6. The authors should how the structural differences of 2’-deoxyguanosine and riboguanosine affect ligand-nucleotide interactions.

It was impossible to verify, regarding only the ligand structures, how stereochemically differences between ligands affect the interactions with the receptor because the obtained data are not conclusive. However, we observed that the difference is about ~5 kcal/mol in interaction energy. This could be due to the loss of a polar interaction regarding the chemical environment context. Nonetheless, we tried to explore as much as possible each system's particularities and make a counterpoint to the work already published (Discussion section).

 

Reviewer 2 Report

This is a well prepared and interesting study. It is acceptable in this form, but two points can be changed in the manuscript. 

Comments:

 Page 2, line 87-92: This part is a conclusion. At the end of introduction part only the aim of the study should be indicated.

In the title of Table 2, 2′ dg should be changed to dG

Author Response

Page 2, line 87-92: This part is a conclusion. At the end of introduction part only the aim of the study should be indicated.

We appreciate your comments, but we have formatted the manuscript following the journal guidelines, which suggest that the introduction section highlights the principal conclusions of the work. Below are the guidelines stated by the journal.

"The introduction should briefly place the study in a broad context and highlight why it is important. It should define the purpose of the work and its significance. The current state of the research field should be carefully reviewed and key publications cited. Please highlight controversial and diverging hypotheses when necessary.
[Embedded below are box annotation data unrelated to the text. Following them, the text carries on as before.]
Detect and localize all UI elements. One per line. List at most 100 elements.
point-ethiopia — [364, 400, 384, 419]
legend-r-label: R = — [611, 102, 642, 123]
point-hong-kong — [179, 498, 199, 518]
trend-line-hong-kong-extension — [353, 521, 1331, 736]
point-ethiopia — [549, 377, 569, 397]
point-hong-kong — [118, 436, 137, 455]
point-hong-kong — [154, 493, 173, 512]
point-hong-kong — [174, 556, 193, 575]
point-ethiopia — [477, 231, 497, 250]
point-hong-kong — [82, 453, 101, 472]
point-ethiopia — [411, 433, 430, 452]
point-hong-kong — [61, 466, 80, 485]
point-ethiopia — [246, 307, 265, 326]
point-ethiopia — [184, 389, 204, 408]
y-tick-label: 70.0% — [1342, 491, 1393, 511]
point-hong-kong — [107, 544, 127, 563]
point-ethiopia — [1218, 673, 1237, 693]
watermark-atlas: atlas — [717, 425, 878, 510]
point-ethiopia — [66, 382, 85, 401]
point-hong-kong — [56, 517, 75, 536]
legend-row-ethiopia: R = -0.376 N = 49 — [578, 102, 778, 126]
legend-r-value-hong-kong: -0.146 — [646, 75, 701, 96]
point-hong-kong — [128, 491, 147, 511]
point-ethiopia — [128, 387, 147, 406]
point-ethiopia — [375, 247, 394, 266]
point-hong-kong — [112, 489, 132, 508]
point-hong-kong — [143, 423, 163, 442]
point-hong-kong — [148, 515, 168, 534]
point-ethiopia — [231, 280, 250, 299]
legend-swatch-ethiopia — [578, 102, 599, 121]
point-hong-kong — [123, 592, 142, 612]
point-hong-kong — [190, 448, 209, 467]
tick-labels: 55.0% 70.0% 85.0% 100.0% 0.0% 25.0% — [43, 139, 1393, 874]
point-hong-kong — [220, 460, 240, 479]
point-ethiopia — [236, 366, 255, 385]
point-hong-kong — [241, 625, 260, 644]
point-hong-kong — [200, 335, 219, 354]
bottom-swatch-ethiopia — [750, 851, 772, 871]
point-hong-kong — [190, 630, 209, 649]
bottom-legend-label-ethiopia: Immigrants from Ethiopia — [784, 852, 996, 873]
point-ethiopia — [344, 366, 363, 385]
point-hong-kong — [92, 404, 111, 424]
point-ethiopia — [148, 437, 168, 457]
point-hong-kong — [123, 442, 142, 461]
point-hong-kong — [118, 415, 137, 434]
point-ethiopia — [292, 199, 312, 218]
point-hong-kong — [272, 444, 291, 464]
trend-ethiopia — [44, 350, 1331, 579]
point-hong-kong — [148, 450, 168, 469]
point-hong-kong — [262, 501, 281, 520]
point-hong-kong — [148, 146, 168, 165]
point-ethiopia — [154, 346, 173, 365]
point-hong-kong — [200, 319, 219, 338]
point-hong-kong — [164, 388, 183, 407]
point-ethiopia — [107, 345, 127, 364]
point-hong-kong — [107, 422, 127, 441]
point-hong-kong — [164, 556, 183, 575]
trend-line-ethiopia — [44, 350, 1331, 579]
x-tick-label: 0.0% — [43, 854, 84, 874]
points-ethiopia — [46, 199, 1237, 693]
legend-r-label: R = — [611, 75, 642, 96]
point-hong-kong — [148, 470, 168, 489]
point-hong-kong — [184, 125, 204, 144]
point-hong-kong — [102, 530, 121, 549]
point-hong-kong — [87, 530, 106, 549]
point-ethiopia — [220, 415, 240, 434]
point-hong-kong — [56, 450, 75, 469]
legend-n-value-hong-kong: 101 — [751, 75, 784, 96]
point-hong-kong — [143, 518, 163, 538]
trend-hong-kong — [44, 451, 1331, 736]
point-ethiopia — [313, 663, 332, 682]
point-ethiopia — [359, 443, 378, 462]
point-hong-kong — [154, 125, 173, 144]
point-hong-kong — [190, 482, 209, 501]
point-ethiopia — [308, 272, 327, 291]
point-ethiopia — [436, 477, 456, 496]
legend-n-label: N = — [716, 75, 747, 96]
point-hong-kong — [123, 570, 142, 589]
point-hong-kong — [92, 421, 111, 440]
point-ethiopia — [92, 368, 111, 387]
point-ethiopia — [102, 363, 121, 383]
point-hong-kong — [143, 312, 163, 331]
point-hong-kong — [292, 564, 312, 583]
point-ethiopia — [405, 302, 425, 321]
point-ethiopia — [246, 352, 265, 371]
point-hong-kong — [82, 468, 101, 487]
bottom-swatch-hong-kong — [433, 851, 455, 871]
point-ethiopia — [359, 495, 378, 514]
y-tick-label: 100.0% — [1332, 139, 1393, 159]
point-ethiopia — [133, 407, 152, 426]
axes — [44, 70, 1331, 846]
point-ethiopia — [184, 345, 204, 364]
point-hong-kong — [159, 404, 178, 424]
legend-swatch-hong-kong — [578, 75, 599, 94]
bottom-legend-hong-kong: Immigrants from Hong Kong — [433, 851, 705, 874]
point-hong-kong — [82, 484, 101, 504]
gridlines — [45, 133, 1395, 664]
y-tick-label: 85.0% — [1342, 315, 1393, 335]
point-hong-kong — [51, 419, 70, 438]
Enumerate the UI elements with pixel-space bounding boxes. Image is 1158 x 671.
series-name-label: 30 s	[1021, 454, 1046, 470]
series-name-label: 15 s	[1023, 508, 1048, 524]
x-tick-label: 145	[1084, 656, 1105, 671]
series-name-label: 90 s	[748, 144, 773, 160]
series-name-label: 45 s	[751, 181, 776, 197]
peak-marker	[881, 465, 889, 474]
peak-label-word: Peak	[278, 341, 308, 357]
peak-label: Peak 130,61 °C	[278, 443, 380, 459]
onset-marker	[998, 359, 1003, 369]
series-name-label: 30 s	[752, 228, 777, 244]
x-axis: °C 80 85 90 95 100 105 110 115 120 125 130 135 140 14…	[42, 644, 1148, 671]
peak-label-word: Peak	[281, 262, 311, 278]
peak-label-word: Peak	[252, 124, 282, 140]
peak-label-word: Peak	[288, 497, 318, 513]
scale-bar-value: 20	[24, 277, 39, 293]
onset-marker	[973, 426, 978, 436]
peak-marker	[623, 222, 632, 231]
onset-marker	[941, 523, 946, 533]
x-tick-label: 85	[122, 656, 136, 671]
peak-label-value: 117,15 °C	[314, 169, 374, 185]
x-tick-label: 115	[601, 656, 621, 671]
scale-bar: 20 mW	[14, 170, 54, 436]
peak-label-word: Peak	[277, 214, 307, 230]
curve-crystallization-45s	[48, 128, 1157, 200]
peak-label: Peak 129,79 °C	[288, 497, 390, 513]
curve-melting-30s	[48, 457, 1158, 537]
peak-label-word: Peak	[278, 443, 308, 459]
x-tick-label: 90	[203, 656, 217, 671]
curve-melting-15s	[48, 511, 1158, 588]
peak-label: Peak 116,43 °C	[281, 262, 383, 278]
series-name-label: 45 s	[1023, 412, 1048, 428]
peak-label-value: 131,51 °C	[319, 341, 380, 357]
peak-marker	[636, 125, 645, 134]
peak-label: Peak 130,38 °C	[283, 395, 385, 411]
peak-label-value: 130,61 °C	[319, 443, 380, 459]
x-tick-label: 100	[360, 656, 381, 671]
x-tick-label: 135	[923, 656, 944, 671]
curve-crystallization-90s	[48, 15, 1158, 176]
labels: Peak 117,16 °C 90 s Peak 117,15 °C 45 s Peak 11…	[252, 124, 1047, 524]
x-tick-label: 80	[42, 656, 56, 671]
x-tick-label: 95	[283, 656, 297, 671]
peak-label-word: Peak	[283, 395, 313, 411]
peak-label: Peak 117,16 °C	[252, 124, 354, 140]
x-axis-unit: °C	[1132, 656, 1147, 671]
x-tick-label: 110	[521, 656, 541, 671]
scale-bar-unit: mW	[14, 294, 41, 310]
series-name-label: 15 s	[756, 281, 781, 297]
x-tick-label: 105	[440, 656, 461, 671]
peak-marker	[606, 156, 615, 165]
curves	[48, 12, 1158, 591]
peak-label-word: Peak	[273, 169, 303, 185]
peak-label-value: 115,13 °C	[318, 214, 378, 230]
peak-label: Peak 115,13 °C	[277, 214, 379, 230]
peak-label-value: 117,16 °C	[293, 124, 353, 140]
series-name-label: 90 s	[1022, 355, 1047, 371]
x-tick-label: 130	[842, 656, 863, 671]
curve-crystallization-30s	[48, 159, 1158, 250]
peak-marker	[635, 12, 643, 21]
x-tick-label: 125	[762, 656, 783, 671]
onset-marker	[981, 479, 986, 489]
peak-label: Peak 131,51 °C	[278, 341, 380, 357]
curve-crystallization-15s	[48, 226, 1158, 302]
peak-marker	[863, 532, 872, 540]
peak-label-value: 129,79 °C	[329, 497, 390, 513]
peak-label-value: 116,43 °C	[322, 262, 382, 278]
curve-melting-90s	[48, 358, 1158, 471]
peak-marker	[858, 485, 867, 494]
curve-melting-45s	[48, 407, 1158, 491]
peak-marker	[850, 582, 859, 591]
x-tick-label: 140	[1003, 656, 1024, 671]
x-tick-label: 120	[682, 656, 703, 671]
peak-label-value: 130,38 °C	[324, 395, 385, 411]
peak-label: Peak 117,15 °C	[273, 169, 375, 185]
Finally, briefly mention the main aim of the work and highlight the principal conclusions. As far as possible, please keep the introduction comprehensible to scientists outside your particular field of research. References should be numbered in order of appearance and indicated by a numeral or numerals in square brackets—e.g., [1] or [2,3], or [4–6]. See the end of the document for further details on references."

In the title of Table 2, 2′ dg should be changed to dG

We replaced "2'dg riboswitches" instead of "2'-dG riboswitches" (page 7, line 204).

Reviewer 3 Report

The article is interesting and helpful for research in wet labs. It is pleasure to read the study.

Author Response

We appreciate the reviewer's comment.

Round 2

Reviewer 1 Report

The authors have responsed all my issues, thus I recommend that this work can accepted for publishing at International journal of molecular science.